The music industry is notoriously concentrated with the "Big 3" record labels representing a whopping 68% share of the total market. Against that backdrop, the music industry can demand lucrative rights fees, making it difficult for Spotify to make a profit. This is particularly true in regard to the bulk of Spotify's monthly active users whose listening is supported by advertisements.
Spotify's goal is to eventually turn many of these ad-supported listeners into more lucrative subscribers, but that's a more difficult process when competing against free outlets like radio and other options like Apple Music.
However, Spotify might have found the cheat code to boost subscriptions while pushing back against a powerful supplier: exclusive podcasts.
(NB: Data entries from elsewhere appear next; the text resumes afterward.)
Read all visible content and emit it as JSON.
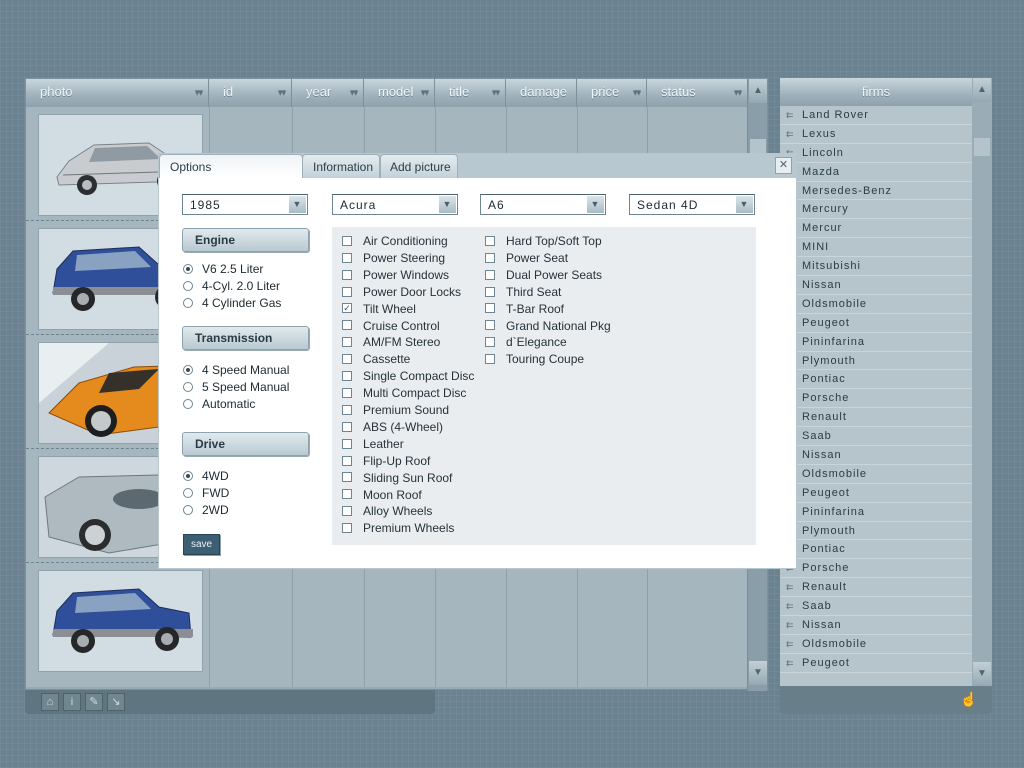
{
  "grid": {
    "columns": [
      {
        "label": "photo"
      },
      {
        "label": "id"
      },
      {
        "label": "year"
      },
      {
        "label": "model"
      },
      {
        "label": "title"
      },
      {
        "label": "damage"
      },
      {
        "label": "price"
      },
      {
        "label": "status"
      }
    ],
    "rows": [
      {
        "photo": "silver-minivan"
      },
      {
        "photo": "blue-suv"
      },
      {
        "photo": "orange-sports-car"
      },
      {
        "photo": "silver-roadster"
      },
      {
        "photo": "blue-suv"
      }
    ]
  },
  "toolbar": {
    "icons": [
      "home-icon",
      "info-icon",
      "pencil-icon",
      "export-icon"
    ]
  },
  "firms": {
    "title": "firms",
    "items": [
      "Land Rover",
      "Lexus",
      "Lincoln",
      "Mazda",
      "Mersedes-Benz",
      "Mercury",
      "Mercur",
      "MINI",
      "Mitsubishi",
      "Nissan",
      "Oldsmobile",
      "Peugeot",
      "Pininfarina",
      "Plymouth",
      "Pontiac",
      "Porsche",
      "Renault",
      "Saab",
      "Nissan",
      "Oldsmobile",
      "Peugeot",
      "Pininfarina",
      "Plymouth",
      "Pontiac",
      "Porsche",
      "Renault",
      "Saab",
      "Nissan",
      "Oldsmobile",
      "Peugeot"
    ]
  },
  "dialog": {
    "tabs": [
      {
        "label": "Options",
        "active": true
      },
      {
        "label": "Information",
        "active": false
      },
      {
        "label": "Add picture",
        "active": false
      }
    ],
    "selects": [
      "1985",
      "Acura",
      "A6",
      "Sedan 4D"
    ],
    "engine": {
      "title": "Engine",
      "options": [
        {
          "label": "V6 2.5 Liter",
          "checked": true
        },
        {
          "label": "4-Cyl. 2.0 Liter",
          "checked": false
        },
        {
          "label": "4 Cylinder Gas",
          "checked": false
        }
      ]
    },
    "transmission": {
      "title": "Transmission",
      "options": [
        {
          "label": "4 Speed Manual",
          "checked": true
        },
        {
          "label": "5 Speed Manual",
          "checked": false
        },
        {
          "label": "Automatic",
          "checked": false
        }
      ]
    },
    "drive": {
      "title": "Drive",
      "options": [
        {
          "label": "4WD",
          "checked": true
        },
        {
          "label": "FWD",
          "checked": false
        },
        {
          "label": "2WD",
          "checked": false
        }
      ]
    },
    "save_label": "save",
    "features_left": [
      {
        "label": "Air Conditioning",
        "checked": false
      },
      {
        "label": "Power Steering",
        "checked": false
      },
      {
        "label": "Power Windows",
        "checked": false
      },
      {
        "label": "Power Door Locks",
        "checked": false
      },
      {
        "label": "Tilt Wheel",
        "checked": true
      },
      {
        "label": "Cruise Control",
        "checked": false
      },
      {
        "label": "AM/FM Stereo",
        "checked": false
      },
      {
        "label": "Cassette",
        "checked": false
      },
      {
        "label": "Single Compact Disc",
        "checked": false
      },
      {
        "label": "Multi Compact Disc",
        "checked": false
      },
      {
        "label": "Premium Sound",
        "checked": false
      },
      {
        "label": "ABS (4-Wheel)",
        "checked": false
      },
      {
        "label": "Leather",
        "checked": false
      },
      {
        "label": "Flip-Up Roof",
        "checked": false
      },
      {
        "label": "Sliding Sun Roof",
        "checked": false
      },
      {
        "label": "Moon Roof",
        "checked": false
      },
      {
        "label": "Alloy Wheels",
        "checked": false
      },
      {
        "label": "Premium Wheels",
        "checked": false
      }
    ],
    "features_right": [
      {
        "label": "Hard Top/Soft Top",
        "checked": false
      },
      {
        "label": "Power Seat",
        "checked": false
      },
      {
        "label": "Dual Power Seats",
        "checked": false
      },
      {
        "label": "Third Seat",
        "checked": false
      },
      {
        "label": "T-Bar Roof",
        "checked": false
      },
      {
        "label": "Grand National Pkg",
        "checked": false
      },
      {
        "label": "d`Elegance",
        "checked": false
      },
      {
        "label": "Touring Coupe",
        "checked": false
      }
    ]
  }
}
Not only are podcasts popular with listeners, but they also have the added benefit of not being represented by music labels.
Boosted by popular podcaster Joe Rogan, Spotify continues to increase the number of paying subscribers. Last quarter the company added 27 million subscribers over the prior year to 165 million, a figure that came in at the top of management's expectations. As a result, Spotify's $2.75 billion in revenue topped analyst expectations of $2.23 billion.
Spotify's success in podcasting is getting Big Tech's attention. Two of the FAANG cohorts -- Apple and Netflix --have announced initiatives to move more forcefully into the format, with Apple starting a new podcast subscription service and Netflix hiring executives to bolster its audio offerings. It's clear that podcasting is becoming more popular with consumers, and no company is likely to benefit as much as Spotify.